# Lions Will Eat Anything



## PG02 (Oct 9, 2012)

A man starts his new job at the zoo and is given three tasks.

First is to clear the exotic fish pool of weeds.
As he does this, a huge fish jumps out and bites him.
To show the others who's boss, he beats it to death with a spade.
Realising his employer won't be best pleased;
he disposes of the fish by feeding it to the lions, as lions will eat anything.

Moving on to the second job of clearing out the chimp house,
he is attacked by the chimps who pelt him with coconuts.
He swipes at two chimps with a spade, killing them both.
What can he do?
Feed them to the lions, he says to himself,
because lions eat anything.
He hurls the corpses into the lion enclosure.

He moved on to the last job,
which is to collect honey from the South African bees.
As soon as he starts, he is attacked by the bees.
He grabs the spade and smashes the bees to a pulp.
By now he knows what to do and throws them into the lion's cage
- because lions eat anything.

Later that day a new lion arrives at the zoo.

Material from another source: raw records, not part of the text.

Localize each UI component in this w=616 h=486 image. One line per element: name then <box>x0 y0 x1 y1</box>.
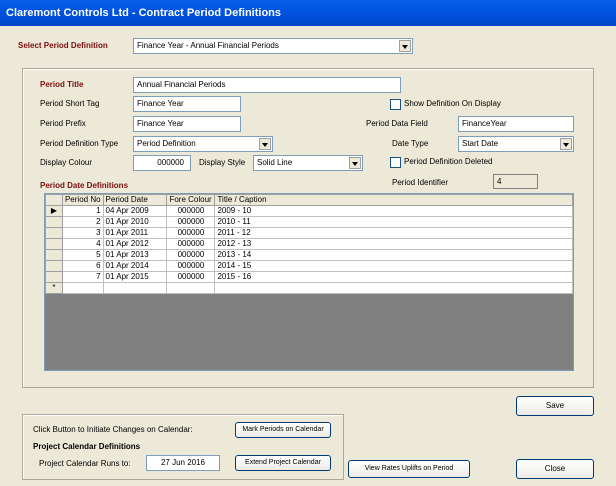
row-selector[interactable] <box>45 249 63 261</box>
cell-period-date[interactable]: 01 Apr 2013 <box>102 249 168 261</box>
cell-title[interactable]: 2011 - 12 <box>214 227 573 239</box>
cell-period-date[interactable]: 01 Apr 2010 <box>102 216 168 228</box>
close-button[interactable]: Close <box>516 459 594 479</box>
column-header[interactable]: Fore Colour <box>166 194 216 206</box>
cell-title[interactable]: 2009 - 10 <box>214 205 573 217</box>
data-field-label: Period Data Field <box>366 119 428 128</box>
cell-period-date[interactable]: 01 Apr 2011 <box>102 227 168 239</box>
short-tag-label: Period Short Tag <box>40 99 100 108</box>
colour-field[interactable]: 000000 <box>133 155 191 171</box>
select-period-dropdown[interactable]: Finance Year - Annual Financial Periods <box>133 38 413 54</box>
cell-period-date[interactable] <box>102 282 168 294</box>
show-definition-label: Show Definition On Display <box>404 99 501 108</box>
cell-title[interactable]: 2014 - 15 <box>214 260 573 272</box>
column-header[interactable]: Title / Caption <box>214 194 573 206</box>
column-header[interactable]: Period Date <box>102 194 168 206</box>
date-type-dropdown[interactable]: Start Date <box>458 136 574 152</box>
row-selector[interactable] <box>45 216 63 228</box>
cell-fore-colour[interactable]: 000000 <box>166 249 216 261</box>
grid-header-row: Period No Period Date Fore Colour Title … <box>45 194 573 206</box>
cell-title[interactable]: 2012 - 13 <box>214 238 573 250</box>
def-type-value: Period Definition <box>137 139 196 148</box>
cell-period-no[interactable]: 6 <box>61 260 104 272</box>
deleted-checkbox[interactable] <box>390 157 401 168</box>
cell-fore-colour[interactable]: 000000 <box>166 205 216 217</box>
column-header[interactable]: Period No <box>61 194 104 206</box>
grid-corner <box>45 194 63 206</box>
identifier-label: Period Identifier <box>392 178 449 187</box>
select-period-value: Finance Year - Annual Financial Periods <box>137 41 279 50</box>
cell-fore-colour[interactable]: 000000 <box>166 271 216 283</box>
period-title-field[interactable]: Annual Financial Periods <box>133 77 401 93</box>
new-row-marker: * <box>45 282 63 294</box>
cell-period-no[interactable]: 7 <box>61 271 104 283</box>
def-type-dropdown[interactable]: Period Definition <box>133 136 273 152</box>
table-row[interactable]: 4 01 Apr 2012 000000 2012 - 13 <box>45 238 573 250</box>
date-type-value: Start Date <box>462 139 499 148</box>
cell-period-date[interactable]: 04 Apr 2009 <box>102 205 168 217</box>
cell-period-no[interactable] <box>61 282 104 294</box>
cell-fore-colour[interactable]: 000000 <box>166 238 216 250</box>
cell-title[interactable]: 2013 - 14 <box>214 249 573 261</box>
colour-label: Display Colour <box>40 158 93 167</box>
prefix-field[interactable]: Finance Year <box>133 116 241 132</box>
extend-calendar-button[interactable]: Extend Project Calendar <box>235 455 331 471</box>
table-row[interactable]: ▶ 1 04 Apr 2009 000000 2009 - 10 <box>45 205 573 217</box>
chevron-down-icon[interactable] <box>560 138 572 150</box>
cell-period-no[interactable]: 4 <box>61 238 104 250</box>
table-row[interactable]: 7 01 Apr 2015 000000 2015 - 16 <box>45 271 573 283</box>
row-selector[interactable] <box>45 260 63 272</box>
dates-heading: Period Date Definitions <box>40 181 129 190</box>
chevron-down-icon[interactable] <box>259 138 271 150</box>
cell-fore-colour[interactable] <box>166 282 216 294</box>
def-type-label: Period Definition Type <box>40 139 119 148</box>
cell-period-date[interactable]: 01 Apr 2012 <box>102 238 168 250</box>
cell-period-no[interactable]: 1 <box>61 205 104 217</box>
cell-fore-colour[interactable]: 000000 <box>166 227 216 239</box>
show-definition-checkbox[interactable] <box>390 99 401 110</box>
calendar-instruction: Click Button to Initiate Changes on Cale… <box>33 425 193 434</box>
table-row[interactable]: 5 01 Apr 2013 000000 2013 - 14 <box>45 249 573 261</box>
row-selector[interactable] <box>45 227 63 239</box>
row-selector[interactable] <box>45 238 63 250</box>
date-type-label: Date Type <box>392 139 429 148</box>
prefix-label: Period Prefix <box>40 119 86 128</box>
data-field-input[interactable]: FinanceYear <box>458 116 574 132</box>
identifier-value: 4 <box>493 174 538 189</box>
cell-title[interactable]: 2010 - 11 <box>214 216 573 228</box>
view-rates-button[interactable]: View Rates Uplifts on Period <box>348 460 470 478</box>
select-period-label: Select Period Definition <box>18 41 108 50</box>
cell-fore-colour[interactable]: 000000 <box>166 260 216 272</box>
window-title: Claremont Controls Ltd - Contract Period… <box>0 0 616 26</box>
chevron-down-icon[interactable] <box>399 40 411 52</box>
cell-fore-colour[interactable]: 000000 <box>166 216 216 228</box>
style-label: Display Style <box>199 158 246 167</box>
cell-period-no[interactable]: 2 <box>61 216 104 228</box>
period-title-label: Period Title <box>40 80 84 89</box>
table-row[interactable]: 2 01 Apr 2010 000000 2010 - 11 <box>45 216 573 228</box>
cell-period-no[interactable]: 5 <box>61 249 104 261</box>
style-dropdown[interactable]: Solid Line <box>253 155 363 171</box>
table-row[interactable]: 6 01 Apr 2014 000000 2014 - 15 <box>45 260 573 272</box>
calendar-heading: Project Calendar Definitions <box>33 442 141 451</box>
row-selector[interactable] <box>45 271 63 283</box>
runs-to-label: Project Calendar Runs to: <box>39 459 131 468</box>
new-row[interactable]: * <box>45 282 573 294</box>
style-value: Solid Line <box>257 158 293 167</box>
cell-title[interactable]: 2015 - 16 <box>214 271 573 283</box>
deleted-label: Period Definition Deleted <box>404 157 493 166</box>
runs-to-field[interactable]: 27 Jun 2016 <box>146 455 220 471</box>
cell-period-date[interactable]: 01 Apr 2015 <box>102 271 168 283</box>
current-row-marker: ▶ <box>45 205 63 217</box>
cell-title[interactable] <box>214 282 573 294</box>
cell-period-date[interactable]: 01 Apr 2014 <box>102 260 168 272</box>
table-row[interactable]: 3 01 Apr 2011 000000 2011 - 12 <box>45 227 573 239</box>
period-dates-grid[interactable]: Period No Period Date Fore Colour Title … <box>44 193 574 371</box>
cell-period-no[interactable]: 3 <box>61 227 104 239</box>
short-tag-field[interactable]: Finance Year <box>133 96 241 112</box>
chevron-down-icon[interactable] <box>349 157 361 169</box>
mark-periods-button[interactable]: Mark Periods on Calendar <box>235 422 331 438</box>
save-button[interactable]: Save <box>516 396 594 416</box>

He wanders up to the other lions and says

'What's the food like here?'

The lions say:

'Absolutely brilliant.

Today we had fish and chimps with mushy bees.'


----------



## YELLOW_TT (Feb 25, 2004)

That joke is older than me :lol:


----------



## jays_225 (Nov 4, 2009)

:lol: :lol:


----------



## NickG (Aug 15, 2013)

:lol: :lol: :lol:


----------



## j8keith (Jun 26, 2009)

:lol: :lol: :lol:


----------



## conlechi (May 6, 2006)

:lol: :lol:


----------



## T3RBO (Dec 9, 2003)

:lol:


----------



## cuzbuz1 (Jul 7, 2013)

Loved it m8, made me roll [smiley=thumbsup.gif]


----------



## Davey (Mar 6, 2012)

brilliant.


----------



## Brad 225 (Jul 22, 2013)

Lol


----------